Egyptian esotericism in Naples showcased at Cairo conference

Scholar details role of processions

06 February, 19:54

    An old portrait of a procession inspired by the Egyptian goddess Isis An old portrait of a procession inspired by the Egyptian goddess Isis

    (by Rodolfo Calò) (ANSAmed) - CAIRO - Marian processions inspired by the Egyptian goddess Isis, squares, necropolises and churches in Naples and the surrounding Campania region all bear the vestiges of Egyptian esoteric sciences.

    The scholar Marco Ruggiero illustrated these influences during a recent conference at the Italian Cultural Institute in the Egyptian capital. Practices linked to Isis, the most highly venerated Egyptian goddess and and sister-bride of Osiris, were seen in Naples during the Roman era and remains of Isis worship can still be glimpsed in some processions, especially marian ones, noted Ruggiero. In Pollica, a town in the Salerno area in Parco del Cilento, a procession is held on July 2 for the Our Lady of Grace feast day in which women - often barefooted - carry miniature boats decorated with flowers and candles on their heads and sing devotional songs.
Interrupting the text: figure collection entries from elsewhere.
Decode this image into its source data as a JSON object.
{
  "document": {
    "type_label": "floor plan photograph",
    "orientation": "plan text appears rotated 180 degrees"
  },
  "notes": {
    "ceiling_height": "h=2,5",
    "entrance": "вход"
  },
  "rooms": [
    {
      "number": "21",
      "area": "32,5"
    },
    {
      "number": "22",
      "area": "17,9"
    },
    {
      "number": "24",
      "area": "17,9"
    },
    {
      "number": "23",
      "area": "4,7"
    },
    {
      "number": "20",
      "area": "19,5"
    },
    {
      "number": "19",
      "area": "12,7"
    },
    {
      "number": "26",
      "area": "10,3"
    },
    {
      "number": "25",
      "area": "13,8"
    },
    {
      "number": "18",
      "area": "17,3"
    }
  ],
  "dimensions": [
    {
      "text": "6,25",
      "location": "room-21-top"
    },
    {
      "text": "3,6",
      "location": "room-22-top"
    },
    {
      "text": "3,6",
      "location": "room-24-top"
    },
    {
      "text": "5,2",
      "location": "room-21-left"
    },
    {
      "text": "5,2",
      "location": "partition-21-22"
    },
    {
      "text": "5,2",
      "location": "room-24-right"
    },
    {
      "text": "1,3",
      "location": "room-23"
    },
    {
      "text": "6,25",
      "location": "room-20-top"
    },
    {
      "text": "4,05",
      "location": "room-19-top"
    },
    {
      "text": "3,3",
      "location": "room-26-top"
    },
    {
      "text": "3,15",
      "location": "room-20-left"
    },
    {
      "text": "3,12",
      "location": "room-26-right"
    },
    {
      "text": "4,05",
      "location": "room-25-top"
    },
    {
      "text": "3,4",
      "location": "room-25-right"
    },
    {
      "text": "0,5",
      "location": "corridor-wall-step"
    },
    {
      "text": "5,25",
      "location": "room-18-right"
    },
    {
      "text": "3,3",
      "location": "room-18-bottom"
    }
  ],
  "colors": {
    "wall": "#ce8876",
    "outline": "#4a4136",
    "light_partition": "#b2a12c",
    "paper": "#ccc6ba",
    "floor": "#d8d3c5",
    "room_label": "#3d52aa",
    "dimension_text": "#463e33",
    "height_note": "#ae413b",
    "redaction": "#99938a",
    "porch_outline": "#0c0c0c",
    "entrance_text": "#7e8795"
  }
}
The practice is a descendant of the 'Navigium Isidis' ('Isis's ship'), which in Antiquity consisted in a masked procession featuring a boat filled with floral tributes, noted the esoteric sciences expert. Other common votive containers include a basket, a castle and an egg, all of which are symbols for Isis, he said. 'Isis's ship' reappears in Acciaroli as well (the tourism area of Pollica) during the Feast of the Assumption on the second Sunday of August, when a statue of the Virgin Mary is loaded onto a fishing boat for a procession at sea, followed by other fishing boats loaded with believers holding candles. Orphic-Dionysian and Isis rites have been brought to Naples since Antiquity by merchants, Ruggiero said. As examples, he noted a votive inscription from the second century dedicated to Isis, a statue, the memory of a temple built by her worshipers and the 'Piazzetta Nilo' ( 'Nile Square'). In the Sanità area of the city there is also the 'Cimitero delle Fontanelle' ('Cemetery of the Fountains), a pagan necropolis where a burial system was used that was reminiscent of mummification. Until 1700, the burials were in a niche shaped like a chair in which the body was situated in a sitting, 'Pharaonic' position. ''It may just be a coincidence, but in Naples there are two churches in honor of Santa Maria Egiziaca, an Egyptian nun and hermit born in Alexandria in 344 and revered as a saint in the Catholic, Orthodox and Coptic Churches,'' the expert said, citing the monumental Baroque church named after her in Forcella and one on the Pizzofalcone hill, one of the city's basilicas. More evidence of the link between Naples and Egypt can be found in the Egyptian Collection at the Naples National Museum of Archaeology (MANN), considered one of the most important in the world for Roman era history. (ANSAmed).